This is one of those cases where it can be just about anything. I'll offer up some ideas on how to test each part to see if we can isolate the issue. With those issues, I'm now leaning towards a trick HDD.

HDD - Put the drive into the other system. Should be easy enough since its linux and not windows. See if the problems follow the drive.

Ram - try just 1 stick at a time

PSU - If the other PSU has 300w, should be fine for 2d testing. The GTS 250 shouldn't come close to drawing significant power until its stressed.

CPU - If its prime stable, very unlikely the issue

Mobo - Very real possibility here, but had to determine until the other parts are ruled out.

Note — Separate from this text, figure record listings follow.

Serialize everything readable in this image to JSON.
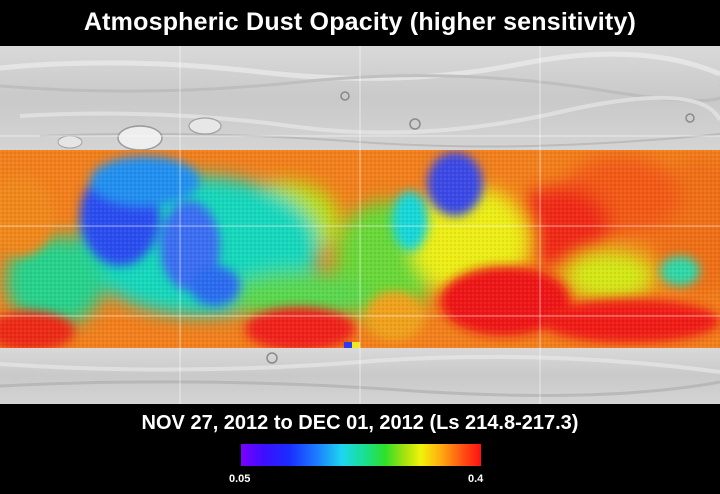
{
  "title": "Atmospheric Dust Opacity (higher sensitivity)",
  "date_range": "NOV 27, 2012 to DEC 01, 2012 (Ls 214.8-217.3)",
  "colorbar": {
    "min_label": "0.05",
    "max_label": "0.4",
    "colors": [
      "#7a00ff",
      "#1a2cff",
      "#1dd6f0",
      "#2ee02a",
      "#f2f20a",
      "#ff5414",
      "#ff1010"
    ]
  }
}
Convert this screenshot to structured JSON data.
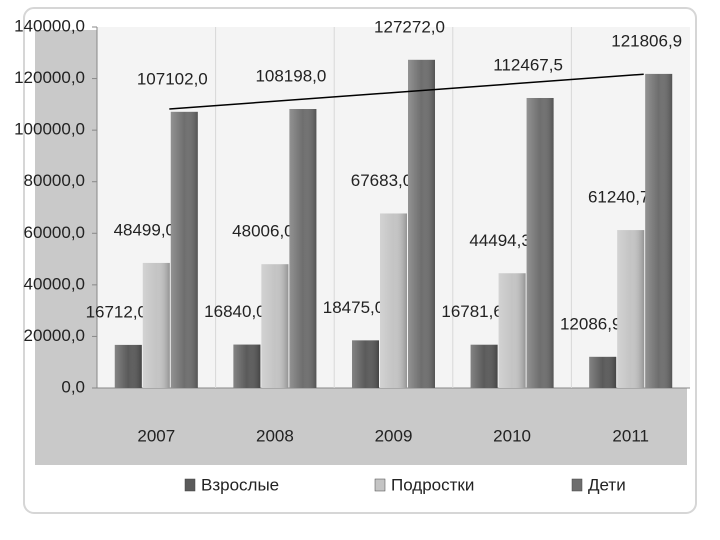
{
  "chart_data": {
    "type": "bar",
    "categories": [
      "2007",
      "2008",
      "2009",
      "2010",
      "2011"
    ],
    "series": [
      {
        "name": "Взрослые",
        "color": "#5a5a5a",
        "values": [
          16712.0,
          16840.0,
          18475.0,
          16781.6,
          12086.9
        ],
        "value_labels": [
          "16712,0",
          "16840,0",
          "18475,0",
          "16781,6",
          "12086,9"
        ]
      },
      {
        "name": "Подростки",
        "color": "#c4c4c4",
        "values": [
          48499.0,
          48006.0,
          67683.0,
          44494.3,
          61240.7
        ],
        "value_labels": [
          "48499,0",
          "48006,0",
          "67683,0",
          "44494,3",
          "61240,7"
        ]
      },
      {
        "name": "Дети",
        "color": "#6e6e6e",
        "values": [
          107102.0,
          108198.0,
          127272.0,
          112467.5,
          121806.9
        ],
        "value_labels": [
          "107102,0",
          "108198,0",
          "127272,0",
          "112467,5",
          "121806,9"
        ],
        "trendline": true
      }
    ],
    "ylim": [
      0,
      140000
    ],
    "yticks": [
      {
        "value": 0,
        "label": "0,0"
      },
      {
        "value": 20000,
        "label": "20000,0"
      },
      {
        "value": 40000,
        "label": "40000,0"
      },
      {
        "value": 60000,
        "label": "60000,0"
      },
      {
        "value": 80000,
        "label": "80000,0"
      },
      {
        "value": 100000,
        "label": "100000,0"
      },
      {
        "value": 120000,
        "label": "120000,0"
      },
      {
        "value": 140000,
        "label": "140000,0"
      }
    ],
    "legend": "bottom"
  }
}
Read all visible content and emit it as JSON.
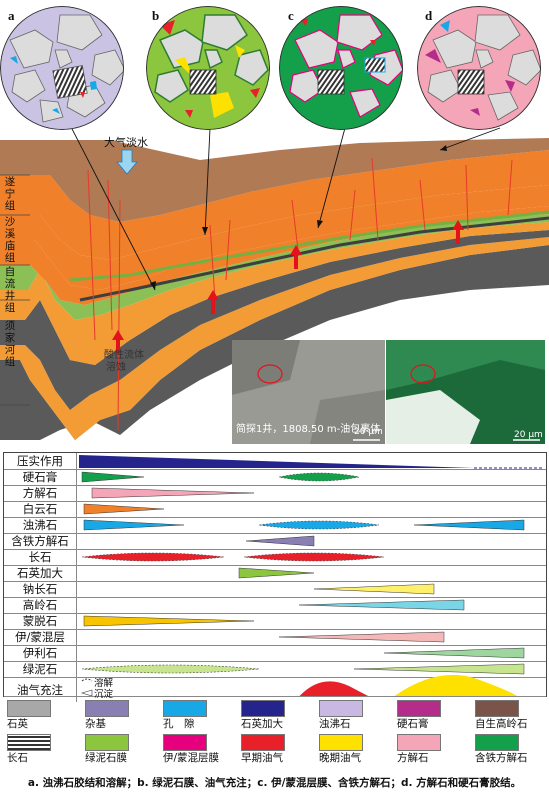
{
  "circle_labels": [
    "a",
    "b",
    "c",
    "d"
  ],
  "section": {
    "water_label": "大气淡水",
    "formations": [
      "遂宁组",
      "沙溪庙组",
      "自流井组",
      "须家河组"
    ],
    "fluid_label": "酸性流体",
    "fluid_label2": "溶蚀",
    "micro_caption": "简探1井，1808.50 m-油包裹体",
    "scale_left": "20 μm",
    "scale_right": "20 μm"
  },
  "timeline": {
    "rows": [
      {
        "label": "压实作用",
        "shape": "compaction"
      },
      {
        "label": "硬石膏",
        "shape": "gypsum"
      },
      {
        "label": "方解石",
        "shape": "calcite"
      },
      {
        "label": "白云石",
        "shape": "dolomite"
      },
      {
        "label": "浊沸石",
        "shape": "laumontite"
      },
      {
        "label": "含铁方解石",
        "shape": "fecalcite"
      },
      {
        "label": "长石",
        "shape": "feldspar"
      },
      {
        "label": "石英加大",
        "shape": "quartz"
      },
      {
        "label": "钠长石",
        "shape": "albite"
      },
      {
        "label": "高岭石",
        "shape": "kaolinite"
      },
      {
        "label": "蒙脱石",
        "shape": "montmorillonite"
      },
      {
        "label": "伊/蒙混层",
        "shape": "illsmec"
      },
      {
        "label": "伊利石",
        "shape": "illite"
      },
      {
        "label": "绿泥石",
        "shape": "chlorite"
      },
      {
        "label": "油气充注",
        "shape": "oil"
      }
    ],
    "key_dissolution": "溶解",
    "key_precipitation": "沉淀"
  },
  "legend": [
    {
      "label": "石英",
      "color": "#a8a8a8"
    },
    {
      "label": "杂基",
      "color": "#8a7fb3"
    },
    {
      "label": "孔　隙",
      "color": "#19a8e6"
    },
    {
      "label": "石英加大",
      "color": "#24248c"
    },
    {
      "label": "浊沸石",
      "color": "#c8b8e2"
    },
    {
      "label": "硬石膏",
      "color": "#b52d8a"
    },
    {
      "label": "自生高岭石",
      "color": "#7a5448"
    },
    {
      "label": "长石",
      "color": "striped"
    },
    {
      "label": "绿泥石膜",
      "color": "#8cc63f"
    },
    {
      "label": "伊/蒙混层膜",
      "color": "#e6007e"
    },
    {
      "label": "早期油气",
      "color": "#e8202a"
    },
    {
      "label": "晚期油气",
      "color": "#ffe100"
    },
    {
      "label": "方解石",
      "color": "#f4a6b8"
    },
    {
      "label": "含铁方解石",
      "color": "#14a04a"
    }
  ],
  "caption": "a. 浊沸石胶结和溶解；b. 绿泥石膜、油气充注；c. 伊/蒙混层膜、含铁方解石；d. 方解石和硬石膏胶结。"
}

I know its time intensive to trouble shoot a problem like this. Also, if you're thinking it might be other heat issues, pull the side off the case and see if it continues.
October 19, 2009 5:00:22 PM

Thanks for all the suggestions!

I've tested the RAM now. I did the following:
I removed the second stick and booted with the RAM settings that always made my system freeze several times (I also tried the other settings). It worked and didn't freeze.
Next, I put the same stick in the other slot and did the same as above. No freezes.
I tried the exact same with the second stick alone and didn't encounter any freezes either.
Then I put the first stick in the slot of the second stick and vice versa. No freezes.
Wondering why that would be I put them back into their old slots and booted . No freezes.
This does not make sense to me at all. Yesterday (or the day before) after the freeze I changed my RAM settings to see whether it would still freeze and it did. Now it doesn't anymore with none of the settings I tried, even the setting that would ALWAYS (not only on cold-boots) freeze my system.
I didn't try my other two slots (the unused ones) because there's no real point in that now.

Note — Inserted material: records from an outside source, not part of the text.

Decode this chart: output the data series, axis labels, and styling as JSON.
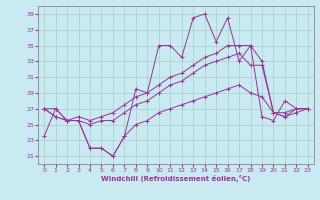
{
  "xlabel": "Windchill (Refroidissement éolien,°C)",
  "xlim": [
    -0.5,
    23.5
  ],
  "ylim": [
    20,
    40
  ],
  "yticks": [
    21,
    23,
    25,
    27,
    29,
    31,
    33,
    35,
    37,
    39
  ],
  "xticks": [
    0,
    1,
    2,
    3,
    4,
    5,
    6,
    7,
    8,
    9,
    10,
    11,
    12,
    13,
    14,
    15,
    16,
    17,
    18,
    19,
    20,
    21,
    22,
    23
  ],
  "background_color": "#c8eaf0",
  "grid_color": "#b0d8e0",
  "line_color": "#993399",
  "line1_x": [
    0,
    1,
    2,
    3,
    4,
    5,
    6,
    7,
    8,
    9,
    10,
    11,
    12,
    13,
    14,
    15,
    16,
    17,
    18,
    19,
    20,
    21,
    22,
    23
  ],
  "line1_y": [
    27.0,
    27.0,
    25.5,
    25.5,
    22.0,
    22.0,
    21.0,
    23.5,
    29.5,
    29.0,
    35.0,
    35.0,
    33.5,
    38.5,
    39.0,
    35.5,
    38.5,
    33.0,
    35.0,
    26.0,
    25.5,
    28.0,
    27.0,
    27.0
  ],
  "line2_x": [
    0,
    1,
    2,
    3,
    4,
    5,
    6,
    7,
    8,
    9,
    10,
    11,
    12,
    13,
    14,
    15,
    16,
    17,
    18,
    19,
    20,
    21,
    22,
    23
  ],
  "line2_y": [
    27.0,
    26.0,
    25.5,
    26.0,
    25.5,
    26.0,
    26.5,
    27.5,
    28.5,
    29.0,
    30.0,
    31.0,
    31.5,
    32.5,
    33.5,
    34.0,
    35.0,
    35.0,
    35.0,
    33.0,
    26.5,
    26.5,
    27.0,
    27.0
  ],
  "line3_x": [
    0,
    1,
    2,
    3,
    4,
    5,
    6,
    7,
    8,
    9,
    10,
    11,
    12,
    13,
    14,
    15,
    16,
    17,
    18,
    19,
    20,
    21,
    22,
    23
  ],
  "line3_y": [
    27.0,
    26.0,
    25.5,
    25.5,
    25.0,
    25.5,
    25.5,
    26.5,
    27.5,
    28.0,
    29.0,
    30.0,
    30.5,
    31.5,
    32.5,
    33.0,
    33.5,
    34.0,
    32.5,
    32.5,
    26.5,
    26.0,
    26.5,
    27.0
  ],
  "line4_x": [
    0,
    1,
    2,
    3,
    4,
    5,
    6,
    7,
    8,
    9,
    10,
    11,
    12,
    13,
    14,
    15,
    16,
    17,
    18,
    19,
    20,
    21,
    22,
    23
  ],
  "line4_y": [
    23.5,
    27.0,
    25.5,
    25.5,
    22.0,
    22.0,
    21.0,
    23.5,
    25.0,
    25.5,
    26.5,
    27.0,
    27.5,
    28.0,
    28.5,
    29.0,
    29.5,
    30.0,
    29.0,
    28.5,
    26.5,
    26.0,
    27.0,
    27.0
  ]
}
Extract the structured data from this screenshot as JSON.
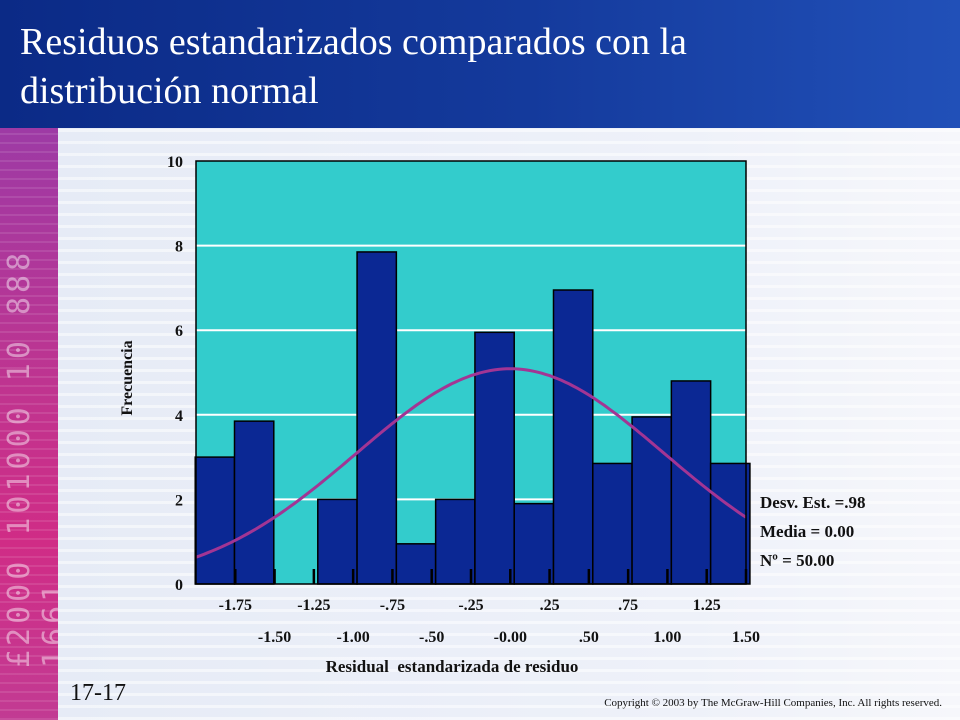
{
  "title_line1": "Residuos estandarizados comparados con la",
  "title_line2": "distribución normal",
  "slide_number": "17-17",
  "copyright": "Copyright © 2003 by The McGraw-Hill Companies, Inc.  All rights reserved.",
  "decor_text": "£2000 101000 10 888 1661",
  "stats": [
    "Desv. Est. =.98",
    "Media = 0.00",
    "Nº = 50.00"
  ],
  "chart_data": {
    "type": "bar",
    "ylabel": "Frecuencia",
    "xlabel": "Residual  estandarizada de residuo",
    "ylim": [
      0,
      10
    ],
    "yticks": [
      "0",
      "2",
      "4",
      "6",
      "8",
      "10"
    ],
    "xticks_top": [
      "-1.75",
      "-1.25",
      "-.75",
      "-.25",
      ".25",
      ".75",
      "1.25"
    ],
    "xticks_bottom": [
      "-1.50",
      "-1.00",
      "-.50",
      "-0.00",
      ".50",
      "1.00",
      "1.50"
    ],
    "xlim": [
      -2.0,
      1.5
    ],
    "bars": [
      {
        "center": -1.88,
        "value": 3.0
      },
      {
        "center": -1.63,
        "value": 3.85
      },
      {
        "center": -1.38,
        "value": 0
      },
      {
        "center": -1.1,
        "value": 2.0
      },
      {
        "center": -0.85,
        "value": 7.85
      },
      {
        "center": -0.6,
        "value": 0.95
      },
      {
        "center": -0.35,
        "value": 2.0
      },
      {
        "center": -0.1,
        "value": 5.95
      },
      {
        "center": 0.15,
        "value": 1.9
      },
      {
        "center": 0.4,
        "value": 6.95
      },
      {
        "center": 0.65,
        "value": 2.85
      },
      {
        "center": 0.9,
        "value": 3.95
      },
      {
        "center": 1.15,
        "value": 4.8
      },
      {
        "center": 1.4,
        "value": 2.85
      }
    ],
    "bar_width": 0.25,
    "normal_curve": {
      "mean": 0.0,
      "sd": 0.98,
      "n": 50,
      "bin_width": 0.25
    },
    "grid": true,
    "colors": {
      "plot_bg": "#33cccc",
      "bar": "#0b2894",
      "bar_edge": "#000000",
      "curve": "#a23594"
    }
  }
}
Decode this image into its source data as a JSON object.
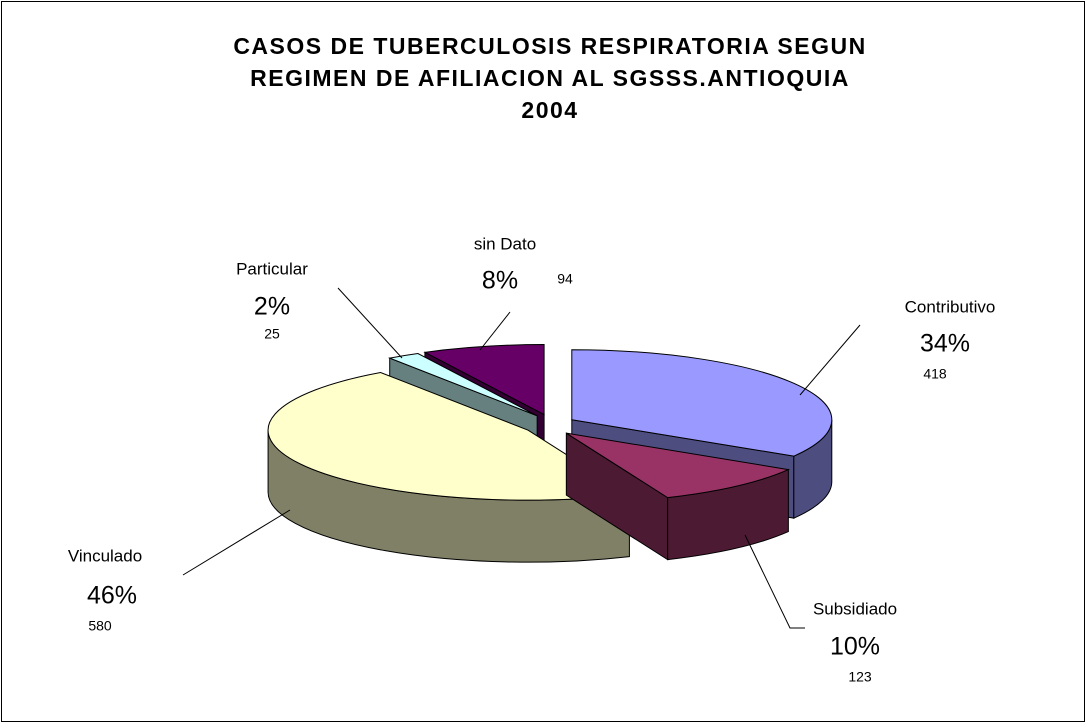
{
  "chart_data": {
    "type": "pie3d",
    "title": "CASOS DE TUBERCULOSIS RESPIRATORIA SEGUN REGIMEN DE AFILIACION AL SGSSS.ANTIOQUIA 2004",
    "categories": [
      "Contributivo",
      "Subsidiado",
      "Vinculado",
      "Particular",
      "sin Dato"
    ],
    "values": [
      418,
      123,
      580,
      25,
      94
    ],
    "percent_labels": [
      "34%",
      "10%",
      "46%",
      "2%",
      "8%"
    ],
    "colors": [
      "#9999ff",
      "#993366",
      "#ffffcc",
      "#ccffff",
      "#660066"
    ]
  }
}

Taking that into account (and the now also vanished freezes) I don't think it can be a hard drive issue. I've checked both my hard drives twice for bad sectors but they're fine. SMART checks out as well. My RAM seems to be fine as reported by memtest also.
As you said, CPU is very unlikely, as are heat issues. I've checked them multiple times and they were way up during the stress tests but that didn't crash or freeze the system either.

I still have to check on the PSU but considering the RAM issues I don't think that's the case.
It looks like it's a mainboard issue and a very weird one at that. I'd hoped the RAM tests would yield at least some results as opposed to apparently nothing.
!